Questo
non è un blog, iniziamo con una fondamentale precisazione. Questo è un “non
luogo”, un “placez pas”, in cui i fatti di vita quotidiana, le “cronache”
appunto, vengono raccontati, ripercorsi, rivisti da un’altra prospettiva. Ma
soprattutto questo è il “non luogo” in cui dare forma a quello che ognuno di
noi pensa, che inconsapevolmente e istintivamente ci passa per la testa nel
momento in cui quel tizio in macchina è passato in una pozzanghera a tutta
velocità e ci ha completamente infradiciato, o quando la nuova fidanzata del
vostro migliore amico si rivolge a voi in modo irritante, suscitando una
reazione alla Ally McBeal, avete presente?
Questo,
per me, vuole essere anche il “non luogo” fatto di giornate di inizi primavera, quelle in cui
l'aria è ancora troppo fredda per prendere la bicicletta e andare in riva al
lago; di sguardi intensi e di strette di mani energiche; fatto di e
(soprattutto) dalle persone che non hanno paura di dire quello che pensano o
che non si vergognano di uscire di casa con un cappello nuovo pensando a quello
che potrebbero dire gli altri.
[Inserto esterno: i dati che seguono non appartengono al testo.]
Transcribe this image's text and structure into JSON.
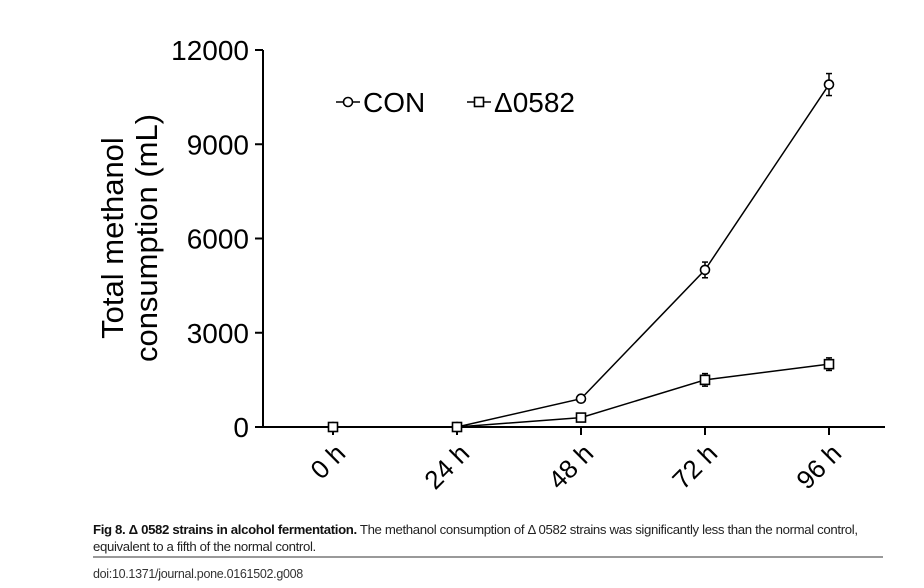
{
  "chart_data": {
    "type": "line",
    "title": "",
    "xlabel": "",
    "ylabel_lines": [
      "Total methanol",
      "consumption (mL)"
    ],
    "categories": [
      "0 h",
      "24 h",
      "48 h",
      "72 h",
      "96 h"
    ],
    "ylim": [
      0,
      12000
    ],
    "yticks": [
      "0",
      "3000",
      "6000",
      "9000",
      "12000"
    ],
    "ytick_values": [
      0,
      3000,
      6000,
      9000,
      12000
    ],
    "grid": false,
    "legend_position": "top",
    "series": [
      {
        "name": "CON",
        "marker": "circle",
        "values": [
          0,
          0,
          900,
          5000,
          10900
        ],
        "errors": [
          0,
          0,
          60,
          250,
          350
        ]
      },
      {
        "name": "Δ0582",
        "marker": "square",
        "values": [
          0,
          0,
          300,
          1500,
          2000
        ],
        "errors": [
          0,
          0,
          40,
          200,
          200
        ]
      }
    ]
  },
  "caption": {
    "label": "Fig 8. Δ 0582 strains in alcohol fermentation.",
    "text": " The methanol consumption of Δ 0582 strains was significantly less than the normal control, equivalent to a fifth of the normal control."
  },
  "doi": "doi:10.1371/journal.pone.0161502.g008"
}
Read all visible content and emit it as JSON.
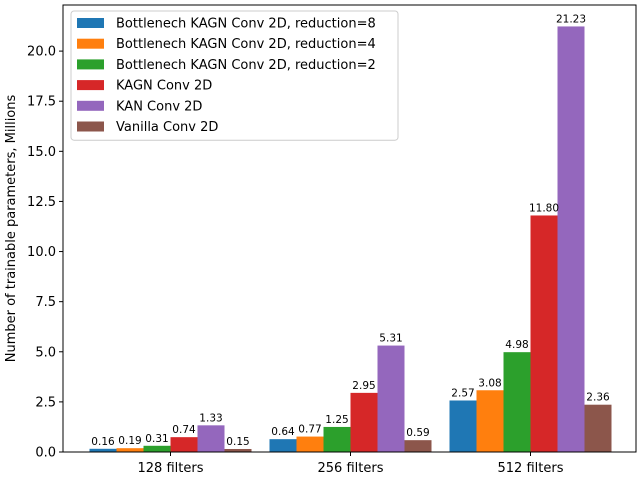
{
  "chart_data": {
    "type": "bar",
    "categories": [
      "128 filters",
      "256 filters",
      "512 filters"
    ],
    "ylabel": "Number of trainable parameters, Millions",
    "xlabel": "",
    "ylim": [
      0,
      22.3
    ],
    "yticks": [
      0.0,
      2.5,
      5.0,
      7.5,
      10.0,
      12.5,
      15.0,
      17.5,
      20.0
    ],
    "ytick_labels": [
      "0.0",
      "2.5",
      "5.0",
      "7.5",
      "10.0",
      "12.5",
      "15.0",
      "17.5",
      "20.0"
    ],
    "grid": false,
    "legend_position": "top-left",
    "series": [
      {
        "name": "Bottlenech KAGN Conv 2D, reduction=8",
        "color": "#1f77b4",
        "values": [
          0.16,
          0.64,
          2.57
        ],
        "labels": [
          "0.16",
          "0.64",
          "2.57"
        ]
      },
      {
        "name": "Bottlenech KAGN Conv 2D, reduction=4",
        "color": "#ff7f0e",
        "values": [
          0.19,
          0.77,
          3.08
        ],
        "labels": [
          "0.19",
          "0.77",
          "3.08"
        ]
      },
      {
        "name": "Bottlenech KAGN Conv 2D, reduction=2",
        "color": "#2ca02c",
        "values": [
          0.31,
          1.25,
          4.98
        ],
        "labels": [
          "0.31",
          "1.25",
          "4.98"
        ]
      },
      {
        "name": "KAGN Conv 2D",
        "color": "#d62728",
        "values": [
          0.74,
          2.95,
          11.8
        ],
        "labels": [
          "0.74",
          "2.95",
          "11.80"
        ]
      },
      {
        "name": "KAN Conv 2D",
        "color": "#9467bd",
        "values": [
          1.33,
          5.31,
          21.23
        ],
        "labels": [
          "1.33",
          "5.31",
          "21.23"
        ]
      },
      {
        "name": "Vanilla Conv 2D",
        "color": "#8c564b",
        "values": [
          0.15,
          0.59,
          2.36
        ],
        "labels": [
          "0.15",
          "0.59",
          "2.36"
        ]
      }
    ]
  }
}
Fatto da chi ha qualcosa da dire e ha voglia di
ascoltare, non soltanto di “sentire”; di sentire il sole caldo sulla pelle,
l'acqua fredda del mare di aprile, il calore del piumone quando fuori nevica,
l'abbraccio di un'amica quando hai il cuore a pezzi, la voce della mamma al
telefono quando sei dall'altra parte del mondo. Dedicato a chi è capace di piangere
fino a non poterne più, ridere fino a mancare il fiato; ballare con le luci
spente e cantare in macchina “Summer of 69” senza sapere le parole; urlare fino
a non avere voce e tacere, per ritrovarsi nei propri silenzi; correre fino a
non sentire più le gambe e amare in modo incondizionatamente vero. Dedicato a
tutti coloro che amano leggere fino a tardi, viaggiare, conoscere, condividere,
amare, gioire, lavorare tanto e impegnarsi per raggiungere i propri obiettivi e
preservare i propri successi. Vivere intensamente.
Perché
“Cronache di un cappello”? Il cappello innanzitutto è tradizione, che ci
portiamo dietro dalle origini più
lontane in Egitto, in Grecia, in Asia fino all’epoca più moderna quando in
Europa si diffonde la moda del cappello elegante, a partire dalla Francia e
dall’Inghilterra per arrivare alla grande produzione italiana dell’Ottocento e
del Novecento. Presente in tutte le civiltà è un simbolo dalle molte valenze,
culturali, sociali, individuali; influenza i codici comunicativi, rappresenta
visioni del mondo, è metafora della creatività che si sprigiona dalla sede del
pensiero sulla quale sta appoggiato.
Esiste
un cappello per ogni tipo di testa, ed esistono teste per diversi tipi di
cappelli. Il cappello è un soffio di magia: cela il capo e ne prende forma, ma
ne trascende e si comporta come se “parlasse una lingua propria”.
Il
cappello è il “non luogo” per eccellenza in questo caso, che detta in modo
inderogabile le regole per indossarlo e
che, se applicate alla nostra quotidianità, sanno dare le direttive per
cogliere tutti gli aspetti della vita, tutte le sfumature che ci fanno sentire
vivi da vivi.
i. Osa. Se un
cappello ti piace, indossalo.
ii. Da capo a
piedi? Se focalizzi l'attenzione sulla testa, i piedi potranno essere piuttosto
anonimi.
iii. Non
indossare cappelli tutti i giorni. L'effetto sarà maggiore.
iv. La qualità
dei cappelli deve essere alta e raffinata.
v. Non togliere
il cappello quando sei al chiuso, fa parte del tuo look.
vi. Se ti senti
osservata o al centro dell’attenzione: sorridi!